Notice that the product telescopes to

$$ \frac{\Gamma(2\alpha+1)\Gamma(N\alpha+1)}{\Gamma(\alpha+1)\Gamma((N+1)\alpha+1)}.$$

Fleshing out the comment by andre, let us use the sum formula for the gamma function,

$$\Gamma(x+y)=\frac{\Gamma(x)\Gamma(y)}{B(x,y)},$$

where $B(x,y)=\int_0^1 t^{x-1} (1-t)^{y-1} dt$ is the beta function.
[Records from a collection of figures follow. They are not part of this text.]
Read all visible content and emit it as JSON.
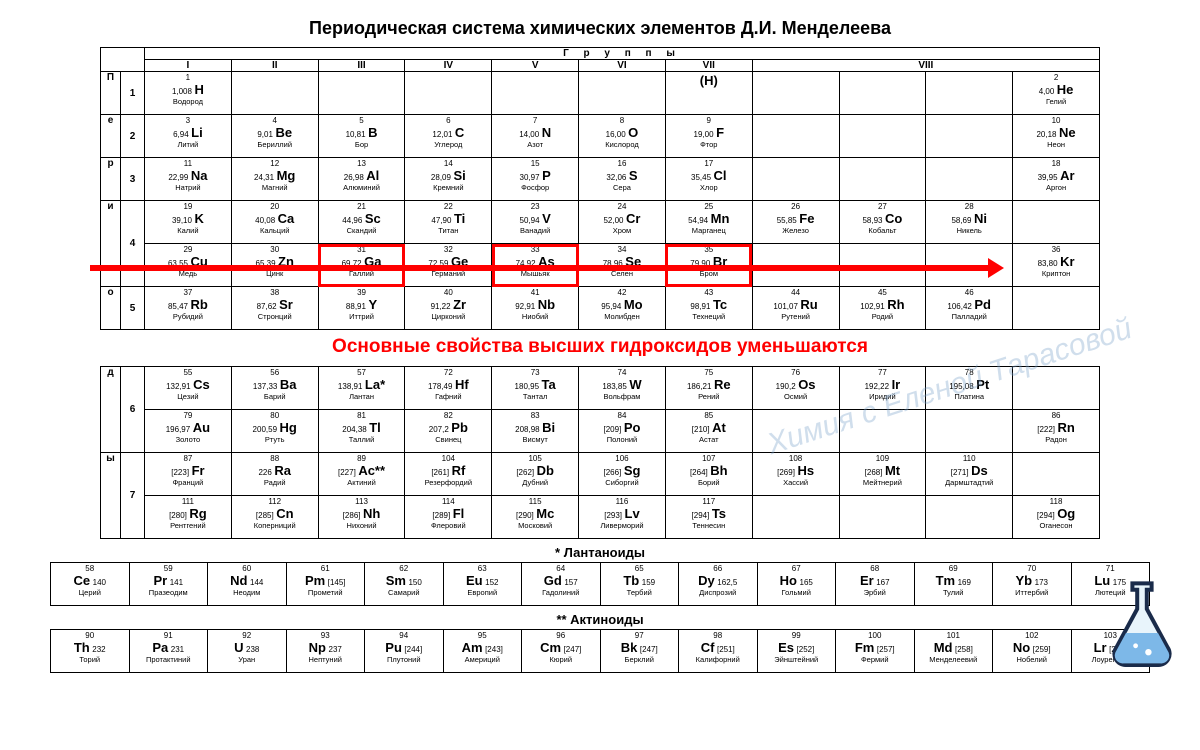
{
  "title": "Периодическая система химических элементов Д.И. Менделеева",
  "groups_label": "Г р у п п ы",
  "periods_label": "Периоды",
  "group_headers": [
    "I",
    "II",
    "III",
    "IV",
    "V",
    "VI",
    "VII",
    "VIII"
  ],
  "annotation": "Основные свойства высших гидроксидов уменьшаются",
  "lanth_title": "* Лантаноиды",
  "act_title": "** Актиноиды",
  "watermark": "Химия с Еленой Тарасовой",
  "colors": {
    "highlight": "#ff0000",
    "border": "#000000",
    "text": "#000000"
  },
  "rows": {
    "r1": [
      {
        "n": "1",
        "s": "H",
        "m": "1,008",
        "nm": "Водород"
      },
      null,
      null,
      null,
      null,
      null,
      {
        "s": "(H)",
        "n": "",
        "m": "",
        "nm": ""
      },
      null,
      null,
      null,
      {
        "n": "2",
        "s": "He",
        "m": "4,00",
        "nm": "Гелий"
      }
    ],
    "r2": [
      {
        "n": "3",
        "s": "Li",
        "m": "6,94",
        "nm": "Литий"
      },
      {
        "n": "4",
        "s": "Be",
        "m": "9,01",
        "nm": "Бериллий"
      },
      {
        "n": "5",
        "s": "B",
        "m": "10,81",
        "nm": "Бор"
      },
      {
        "n": "6",
        "s": "C",
        "m": "12,01",
        "nm": "Углерод"
      },
      {
        "n": "7",
        "s": "N",
        "m": "14,00",
        "nm": "Азот"
      },
      {
        "n": "8",
        "s": "O",
        "m": "16,00",
        "nm": "Кислород"
      },
      {
        "n": "9",
        "s": "F",
        "m": "19,00",
        "nm": "Фтор"
      },
      null,
      null,
      null,
      {
        "n": "10",
        "s": "Ne",
        "m": "20,18",
        "nm": "Неон"
      }
    ],
    "r3": [
      {
        "n": "11",
        "s": "Na",
        "m": "22,99",
        "nm": "Натрий"
      },
      {
        "n": "12",
        "s": "Mg",
        "m": "24,31",
        "nm": "Магний"
      },
      {
        "n": "13",
        "s": "Al",
        "m": "26,98",
        "nm": "Алюминий"
      },
      {
        "n": "14",
        "s": "Si",
        "m": "28,09",
        "nm": "Кремний"
      },
      {
        "n": "15",
        "s": "P",
        "m": "30,97",
        "nm": "Фосфор"
      },
      {
        "n": "16",
        "s": "S",
        "m": "32,06",
        "nm": "Сера"
      },
      {
        "n": "17",
        "s": "Cl",
        "m": "35,45",
        "nm": "Хлор"
      },
      null,
      null,
      null,
      {
        "n": "18",
        "s": "Ar",
        "m": "39,95",
        "nm": "Аргон"
      }
    ],
    "r4a": [
      {
        "n": "19",
        "s": "K",
        "m": "39,10",
        "nm": "Калий"
      },
      {
        "n": "20",
        "s": "Ca",
        "m": "40,08",
        "nm": "Кальций"
      },
      {
        "n": "21",
        "s": "Sc",
        "m": "44,96",
        "nm": "Скандий"
      },
      {
        "n": "22",
        "s": "Ti",
        "m": "47,90",
        "nm": "Титан"
      },
      {
        "n": "23",
        "s": "V",
        "m": "50,94",
        "nm": "Ванадий"
      },
      {
        "n": "24",
        "s": "Cr",
        "m": "52,00",
        "nm": "Хром"
      },
      {
        "n": "25",
        "s": "Mn",
        "m": "54,94",
        "nm": "Марганец"
      },
      {
        "n": "26",
        "s": "Fe",
        "m": "55,85",
        "nm": "Железо"
      },
      {
        "n": "27",
        "s": "Co",
        "m": "58,93",
        "nm": "Кобальт"
      },
      {
        "n": "28",
        "s": "Ni",
        "m": "58,69",
        "nm": "Никель"
      },
      null
    ],
    "r4b": [
      {
        "n": "29",
        "s": "Cu",
        "m": "63,55",
        "nm": "Медь"
      },
      {
        "n": "30",
        "s": "Zn",
        "m": "65,39",
        "nm": "Цинк"
      },
      {
        "n": "31",
        "s": "Ga",
        "m": "69,72",
        "nm": "Галлий",
        "hl": true
      },
      {
        "n": "32",
        "s": "Ge",
        "m": "72,59",
        "nm": "Германий"
      },
      {
        "n": "33",
        "s": "As",
        "m": "74,92",
        "nm": "Мышьяк",
        "hl": true
      },
      {
        "n": "34",
        "s": "Se",
        "m": "78,96",
        "nm": "Селен"
      },
      {
        "n": "35",
        "s": "Br",
        "m": "79,90",
        "nm": "Бром",
        "hl": true
      },
      null,
      null,
      null,
      {
        "n": "36",
        "s": "Kr",
        "m": "83,80",
        "nm": "Криптон"
      }
    ],
    "r5a": [
      {
        "n": "37",
        "s": "Rb",
        "m": "85,47",
        "nm": "Рубидий"
      },
      {
        "n": "38",
        "s": "Sr",
        "m": "87,62",
        "nm": "Стронций"
      },
      {
        "n": "39",
        "s": "Y",
        "m": "88,91",
        "nm": "Иттрий"
      },
      {
        "n": "40",
        "s": "Zr",
        "m": "91,22",
        "nm": "Цирконий"
      },
      {
        "n": "41",
        "s": "Nb",
        "m": "92,91",
        "nm": "Ниобий"
      },
      {
        "n": "42",
        "s": "Mo",
        "m": "95,94",
        "nm": "Молибден"
      },
      {
        "n": "43",
        "s": "Tc",
        "m": "98,91",
        "nm": "Технеций"
      },
      {
        "n": "44",
        "s": "Ru",
        "m": "101,07",
        "nm": "Рутений"
      },
      {
        "n": "45",
        "s": "Rh",
        "m": "102,91",
        "nm": "Родий"
      },
      {
        "n": "46",
        "s": "Pd",
        "m": "106,42",
        "nm": "Палладий"
      },
      null
    ],
    "r6a": [
      {
        "n": "55",
        "s": "Cs",
        "m": "132,91",
        "nm": "Цезий"
      },
      {
        "n": "56",
        "s": "Ba",
        "m": "137,33",
        "nm": "Барий"
      },
      {
        "n": "57",
        "s": "La*",
        "m": "138,91",
        "nm": "Лантан"
      },
      {
        "n": "72",
        "s": "Hf",
        "m": "178,49",
        "nm": "Гафний"
      },
      {
        "n": "73",
        "s": "Ta",
        "m": "180,95",
        "nm": "Тантал"
      },
      {
        "n": "74",
        "s": "W",
        "m": "183,85",
        "nm": "Вольфрам"
      },
      {
        "n": "75",
        "s": "Re",
        "m": "186,21",
        "nm": "Рений"
      },
      {
        "n": "76",
        "s": "Os",
        "m": "190,2",
        "nm": "Осмий"
      },
      {
        "n": "77",
        "s": "Ir",
        "m": "192,22",
        "nm": "Иридий"
      },
      {
        "n": "78",
        "s": "Pt",
        "m": "195,08",
        "nm": "Платина"
      },
      null
    ],
    "r6b": [
      {
        "n": "79",
        "s": "Au",
        "m": "196,97",
        "nm": "Золото"
      },
      {
        "n": "80",
        "s": "Hg",
        "m": "200,59",
        "nm": "Ртуть"
      },
      {
        "n": "81",
        "s": "Tl",
        "m": "204,38",
        "nm": "Таллий"
      },
      {
        "n": "82",
        "s": "Pb",
        "m": "207,2",
        "nm": "Свинец"
      },
      {
        "n": "83",
        "s": "Bi",
        "m": "208,98",
        "nm": "Висмут"
      },
      {
        "n": "84",
        "s": "Po",
        "m": "[209]",
        "nm": "Полоний"
      },
      {
        "n": "85",
        "s": "At",
        "m": "[210]",
        "nm": "Астат"
      },
      null,
      null,
      null,
      {
        "n": "86",
        "s": "Rn",
        "m": "[222]",
        "nm": "Радон"
      }
    ],
    "r7a": [
      {
        "n": "87",
        "s": "Fr",
        "m": "[223]",
        "nm": "Франций"
      },
      {
        "n": "88",
        "s": "Ra",
        "m": "226",
        "nm": "Радий"
      },
      {
        "n": "89",
        "s": "Ac**",
        "m": "[227]",
        "nm": "Актиний"
      },
      {
        "n": "104",
        "s": "Rf",
        "m": "[261]",
        "nm": "Резерфордий"
      },
      {
        "n": "105",
        "s": "Db",
        "m": "[262]",
        "nm": "Дубний"
      },
      {
        "n": "106",
        "s": "Sg",
        "m": "[266]",
        "nm": "Сиборгий"
      },
      {
        "n": "107",
        "s": "Bh",
        "m": "[264]",
        "nm": "Борий"
      },
      {
        "n": "108",
        "s": "Hs",
        "m": "[269]",
        "nm": "Хассий"
      },
      {
        "n": "109",
        "s": "Mt",
        "m": "[268]",
        "nm": "Мейтнерий"
      },
      {
        "n": "110",
        "s": "Ds",
        "m": "[271]",
        "nm": "Дармштадтий"
      },
      null
    ],
    "r7b": [
      {
        "n": "111",
        "s": "Rg",
        "m": "[280]",
        "nm": "Рентгений"
      },
      {
        "n": "112",
        "s": "Cn",
        "m": "[285]",
        "nm": "Коперниций"
      },
      {
        "n": "113",
        "s": "Nh",
        "m": "[286]",
        "nm": "Нихоний"
      },
      {
        "n": "114",
        "s": "Fl",
        "m": "[289]",
        "nm": "Флеровий"
      },
      {
        "n": "115",
        "s": "Mc",
        "m": "[290]",
        "nm": "Московий"
      },
      {
        "n": "116",
        "s": "Lv",
        "m": "[293]",
        "nm": "Ливерморий"
      },
      {
        "n": "117",
        "s": "Ts",
        "m": "[294]",
        "nm": "Теннесин"
      },
      null,
      null,
      null,
      {
        "n": "118",
        "s": "Og",
        "m": "[294]",
        "nm": "Оганесон"
      }
    ]
  },
  "lanth": [
    {
      "n": "58",
      "s": "Ce",
      "m": "140",
      "nm": "Церий"
    },
    {
      "n": "59",
      "s": "Pr",
      "m": "141",
      "nm": "Празеодим"
    },
    {
      "n": "60",
      "s": "Nd",
      "m": "144",
      "nm": "Неодим"
    },
    {
      "n": "61",
      "s": "Pm",
      "m": "[145]",
      "nm": "Прометий"
    },
    {
      "n": "62",
      "s": "Sm",
      "m": "150",
      "nm": "Самарий"
    },
    {
      "n": "63",
      "s": "Eu",
      "m": "152",
      "nm": "Европий"
    },
    {
      "n": "64",
      "s": "Gd",
      "m": "157",
      "nm": "Гадолиний"
    },
    {
      "n": "65",
      "s": "Tb",
      "m": "159",
      "nm": "Тербий"
    },
    {
      "n": "66",
      "s": "Dy",
      "m": "162,5",
      "nm": "Диспрозий"
    },
    {
      "n": "67",
      "s": "Ho",
      "m": "165",
      "nm": "Гольмий"
    },
    {
      "n": "68",
      "s": "Er",
      "m": "167",
      "nm": "Эрбий"
    },
    {
      "n": "69",
      "s": "Tm",
      "m": "169",
      "nm": "Тулий"
    },
    {
      "n": "70",
      "s": "Yb",
      "m": "173",
      "nm": "Иттербий"
    },
    {
      "n": "71",
      "s": "Lu",
      "m": "175",
      "nm": "Лютеций"
    }
  ],
  "act": [
    {
      "n": "90",
      "s": "Th",
      "m": "232",
      "nm": "Торий"
    },
    {
      "n": "91",
      "s": "Pa",
      "m": "231",
      "nm": "Протактиний"
    },
    {
      "n": "92",
      "s": "U",
      "m": "238",
      "nm": "Уран"
    },
    {
      "n": "93",
      "s": "Np",
      "m": "237",
      "nm": "Нептуний"
    },
    {
      "n": "94",
      "s": "Pu",
      "m": "[244]",
      "nm": "Плутоний"
    },
    {
      "n": "95",
      "s": "Am",
      "m": "[243]",
      "nm": "Америций"
    },
    {
      "n": "96",
      "s": "Cm",
      "m": "[247]",
      "nm": "Кюрий"
    },
    {
      "n": "97",
      "s": "Bk",
      "m": "[247]",
      "nm": "Берклий"
    },
    {
      "n": "98",
      "s": "Cf",
      "m": "[251]",
      "nm": "Калифорний"
    },
    {
      "n": "99",
      "s": "Es",
      "m": "[252]",
      "nm": "Эйнштейний"
    },
    {
      "n": "100",
      "s": "Fm",
      "m": "[257]",
      "nm": "Фермий"
    },
    {
      "n": "101",
      "s": "Md",
      "m": "[258]",
      "nm": "Менделеевий"
    },
    {
      "n": "102",
      "s": "No",
      "m": "[259]",
      "nm": "Нобелий"
    },
    {
      "n": "103",
      "s": "Lr",
      "m": "[262]",
      "nm": "Лоуренсий"
    }
  ]
}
Thus $$\Gamma(2\alpha+1)=\Gamma(\alpha+1)\Gamma(\alpha)/B(\alpha+1,\alpha)$$ and $$\Gamma((N+1)\alpha+1)=\Gamma(N\alpha+1)\Gamma(\alpha)/B(N\alpha+1,\alpha).$$ Plugging this into the above, our claim becomes

$$\frac{B(N\alpha+1,\alpha)}{B(\alpha+1,\alpha)}<1.$$

Recalling the definition of the beta function, the claim is simply

$$\int_0^1 t^{N\alpha} (1-t)^{\alpha-1} dt < \int_0^1 t^{\alpha} (1-t)^{\alpha-1} dt.$$

But $0\le t^\alpha\le 1$, so since $N>1$ we have $(t^\alpha)^N< t^\alpha$ for all $0<t<1$, so this one is obvious.